One of the electronic publications that I read faithfully is MediaPost’s Online Video Insider.

The latest column – Bulleted Points Miss the Point, by Jerry Bader, took me on a little trip down memory lane and at the same time gave me some very interesting facts about online video marketing.

As a video producer and scriptwriter in a former life – I spent long hours with colleagues discussing what it was we were actually supposed to be doing for the client. Guiding them to the right media for their message was what we all hoped would be the answer from the bosses. And most of the time, in most of the companies I had the pleasure to do business with – either full-time or as a free lancer – we were afforded this power.

And our job was to make sure that the client’s message was delivered to their specific audience within their budget and time frame in such a way as to achieve the desired effect.

Many times while I working full-time in the video and film department of a major defense contractor, the client would show up at our door wanting to “make a video.” And after reviewing their needs, it became clear that in fact, they might only need a PowerPoint presentation – with bullets! But that was 20 years or so ago – and making video presentations has come a long way since the days of 1″ machines and linear editing. Surely it is easy now to make a video! Or is it!?

From the article (which focuses on marketing)…

However using the right tool is only effective if you are using it correctly, and using it correctly means more than a technical understanding of what buttons to push.
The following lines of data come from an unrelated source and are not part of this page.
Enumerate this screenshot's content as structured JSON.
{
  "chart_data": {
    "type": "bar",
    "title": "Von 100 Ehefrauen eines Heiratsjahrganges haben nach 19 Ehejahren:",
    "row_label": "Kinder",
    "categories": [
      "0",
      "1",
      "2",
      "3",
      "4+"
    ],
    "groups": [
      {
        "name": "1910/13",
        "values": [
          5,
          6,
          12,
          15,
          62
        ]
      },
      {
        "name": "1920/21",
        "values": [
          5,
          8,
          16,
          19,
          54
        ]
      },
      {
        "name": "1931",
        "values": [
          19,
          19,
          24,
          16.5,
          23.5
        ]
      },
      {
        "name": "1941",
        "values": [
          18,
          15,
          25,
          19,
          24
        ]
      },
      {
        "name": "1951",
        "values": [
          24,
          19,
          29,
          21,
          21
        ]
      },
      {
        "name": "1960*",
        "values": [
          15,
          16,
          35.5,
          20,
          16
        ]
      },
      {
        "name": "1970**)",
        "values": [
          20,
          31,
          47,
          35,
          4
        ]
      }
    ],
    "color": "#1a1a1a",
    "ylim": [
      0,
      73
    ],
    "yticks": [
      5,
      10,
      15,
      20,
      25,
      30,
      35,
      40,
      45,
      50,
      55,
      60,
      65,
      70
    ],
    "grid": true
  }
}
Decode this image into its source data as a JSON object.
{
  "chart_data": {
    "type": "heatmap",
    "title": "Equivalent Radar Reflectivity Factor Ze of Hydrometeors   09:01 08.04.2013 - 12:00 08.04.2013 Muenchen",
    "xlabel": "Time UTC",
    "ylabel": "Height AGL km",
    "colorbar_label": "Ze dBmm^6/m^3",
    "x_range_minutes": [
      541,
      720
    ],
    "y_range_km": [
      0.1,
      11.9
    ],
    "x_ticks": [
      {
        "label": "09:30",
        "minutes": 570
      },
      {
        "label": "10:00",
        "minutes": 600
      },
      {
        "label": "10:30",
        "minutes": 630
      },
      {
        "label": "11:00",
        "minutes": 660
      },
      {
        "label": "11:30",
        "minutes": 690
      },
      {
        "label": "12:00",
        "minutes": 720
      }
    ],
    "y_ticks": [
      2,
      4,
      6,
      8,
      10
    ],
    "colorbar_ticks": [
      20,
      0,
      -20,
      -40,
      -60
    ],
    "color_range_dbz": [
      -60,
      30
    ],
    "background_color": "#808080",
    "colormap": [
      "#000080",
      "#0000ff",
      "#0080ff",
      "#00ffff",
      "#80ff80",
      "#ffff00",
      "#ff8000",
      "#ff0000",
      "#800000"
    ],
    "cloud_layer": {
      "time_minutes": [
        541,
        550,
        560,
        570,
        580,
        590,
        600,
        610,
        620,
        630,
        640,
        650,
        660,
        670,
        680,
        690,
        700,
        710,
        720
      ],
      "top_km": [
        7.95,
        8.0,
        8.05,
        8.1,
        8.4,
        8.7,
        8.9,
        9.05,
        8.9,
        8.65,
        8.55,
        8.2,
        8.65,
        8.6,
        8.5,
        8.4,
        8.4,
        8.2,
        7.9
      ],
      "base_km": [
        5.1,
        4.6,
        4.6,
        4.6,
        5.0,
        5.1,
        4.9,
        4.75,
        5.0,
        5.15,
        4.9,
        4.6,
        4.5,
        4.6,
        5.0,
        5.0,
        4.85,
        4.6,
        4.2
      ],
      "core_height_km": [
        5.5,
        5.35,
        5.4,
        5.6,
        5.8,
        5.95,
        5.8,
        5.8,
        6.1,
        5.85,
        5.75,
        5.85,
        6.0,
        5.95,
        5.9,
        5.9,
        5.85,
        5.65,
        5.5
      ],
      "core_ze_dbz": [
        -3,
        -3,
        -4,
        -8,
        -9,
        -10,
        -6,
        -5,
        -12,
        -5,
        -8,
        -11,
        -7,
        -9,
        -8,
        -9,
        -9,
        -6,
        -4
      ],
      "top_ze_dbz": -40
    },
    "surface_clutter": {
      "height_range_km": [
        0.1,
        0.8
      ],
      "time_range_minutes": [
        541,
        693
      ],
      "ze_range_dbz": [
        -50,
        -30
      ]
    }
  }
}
Video marketing starts with concept that is implemented by means of an appropriate script and delivered with an entertaining performance. Much of what we see on the Web is either off-the-cuff winging it by do-it-yourselfers who think they know what they’re doing but don’t, and mind-numbing corporate videos that go in one ear and out the other. The overall quality of business videos on the Web is appallingly bad — both amateur and professional alike  — and it’s often the result of business’s failure to understand how video communication works, an unwillingness to invest in hiring firms that do, and a penchant for being too impatient to stick to a clear, consistent brand messaging strategy.

From the first time PowerPoint appeared on the desktops of the engineers we have seen the quality of business presentations sink lower and lower. As software advances and everyone can “make a video” we will see more and more marginal messages being produced by people who know how to move a mouse, but don’t know how to communicate.

This quote from the article – actually the summation – clearly states the importance of the multimedia producer knowing how to communicate.

Listing a bunch of features as bulleted points is not communication, even if those bulleted points are presented as animated fly-ins beside a sterile spokesperson spouting platitudes. Real video communication requires context within the script and subtext within the performance in order to reach deeper into an audience’s psyche to create a meaningful, memorable message — that’s the essence of real video communication.

In my former life as a scriptwriter, I strove for that deeper understanding of the audience and their wants, needs, expectations as I found the “right” hook for the script. Now, as a voice talent and occasional on-camera actor, I use my background in scriptwriting and understanding the client and the script to find the right subtext as I deliver the words – looking for the “right” read.